Last night on Jeopardy Ken Jennings won a million dollars. That is the most money won by a man since John Kerry said, "I do.”

Leno

How ‘bout Kerry and Edwards, that little honeymoon there? Did you see them tossing that football back and forth all week? "Weeee! Weeee!” I tell you, it’s kind of refreshing to see two Democrats tossing the pigskin instead of fondling it.

You sound like you’re in a good mood. You sound like Kobe Bryant when he heard the Lakers traded Shaq! Kobe was so happy, he had sex with his wife.

It’s now official. Shaq has been traded to the Miami Heat. Are you sad that Shaq is leaving? It’s kind of sad. I saw a car today with a Laker flag flying at half mast.

There was yet another horrible video of a beating on television last night. This time 9 men beat up Roger Clemens with baseball bats.

For the 2nd time in the past few days, a new world record has been set in the 100 meter dash. It was set by Filipino troops fleeing Iraq.

The Democratic National Committee released its lineup of the politicians speaking at the convention, and Hillary Clinton was not on the list. Bill told her she shouldn’t feel bad. None of his other women are speaking either.

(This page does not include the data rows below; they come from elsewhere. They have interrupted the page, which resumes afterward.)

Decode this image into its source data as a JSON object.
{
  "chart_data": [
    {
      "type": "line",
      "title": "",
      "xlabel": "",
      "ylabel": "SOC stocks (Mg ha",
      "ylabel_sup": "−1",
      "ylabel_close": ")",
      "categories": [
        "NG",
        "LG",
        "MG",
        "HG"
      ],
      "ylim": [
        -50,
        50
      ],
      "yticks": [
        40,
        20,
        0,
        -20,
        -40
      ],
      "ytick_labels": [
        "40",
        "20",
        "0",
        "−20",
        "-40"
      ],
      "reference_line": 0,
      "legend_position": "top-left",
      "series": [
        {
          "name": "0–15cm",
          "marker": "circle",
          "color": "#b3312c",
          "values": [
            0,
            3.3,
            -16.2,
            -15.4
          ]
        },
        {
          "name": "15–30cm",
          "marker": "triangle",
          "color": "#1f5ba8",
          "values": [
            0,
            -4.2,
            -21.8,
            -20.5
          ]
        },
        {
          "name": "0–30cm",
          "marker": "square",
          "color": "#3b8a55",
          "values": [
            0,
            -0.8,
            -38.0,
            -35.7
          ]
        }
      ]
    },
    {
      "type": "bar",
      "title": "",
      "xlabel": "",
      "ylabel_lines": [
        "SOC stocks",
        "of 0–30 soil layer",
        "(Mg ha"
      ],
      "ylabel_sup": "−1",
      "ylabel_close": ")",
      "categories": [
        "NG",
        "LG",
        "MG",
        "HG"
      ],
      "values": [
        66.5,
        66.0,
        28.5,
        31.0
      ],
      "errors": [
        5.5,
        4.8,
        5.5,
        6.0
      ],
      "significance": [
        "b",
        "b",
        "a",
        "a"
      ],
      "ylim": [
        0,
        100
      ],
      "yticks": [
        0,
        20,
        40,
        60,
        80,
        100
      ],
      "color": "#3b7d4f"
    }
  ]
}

Burger King has hired the former president of Continental Airlines to be its new CEO. Here's my question, how bad is your food when you have to bring somebody in from the airlines to make it taste better?

Letterman

The Democratic National Convention is being held up in Boston and they have announced the speaking lineup. They are not going to allow Hillary Clinton to speak before the convention. When Bill Clinton heard this he asked, "How do you do that?”

How many folks saw the All Star Game last night? Baseball’s mid-season classic. Roger Clemens had a rough first inning. I haven’t seen a beating that bad of a guy since the Liza Minelli marriage.

The All Star Game was of course on Fox. We didn’t have it. Instead we had reruns of the Tony’s on CBS.

Tony Danza now has his own talk show now. Yeah – it’s my fault, I lowered the standard, blame it on me.

Conan

Today in the senate an amendment banning gay marriage was put down. Afterwards Republicans said that we’re not giving up - if we can’t ram it down their throats we’ll get through the backdoor.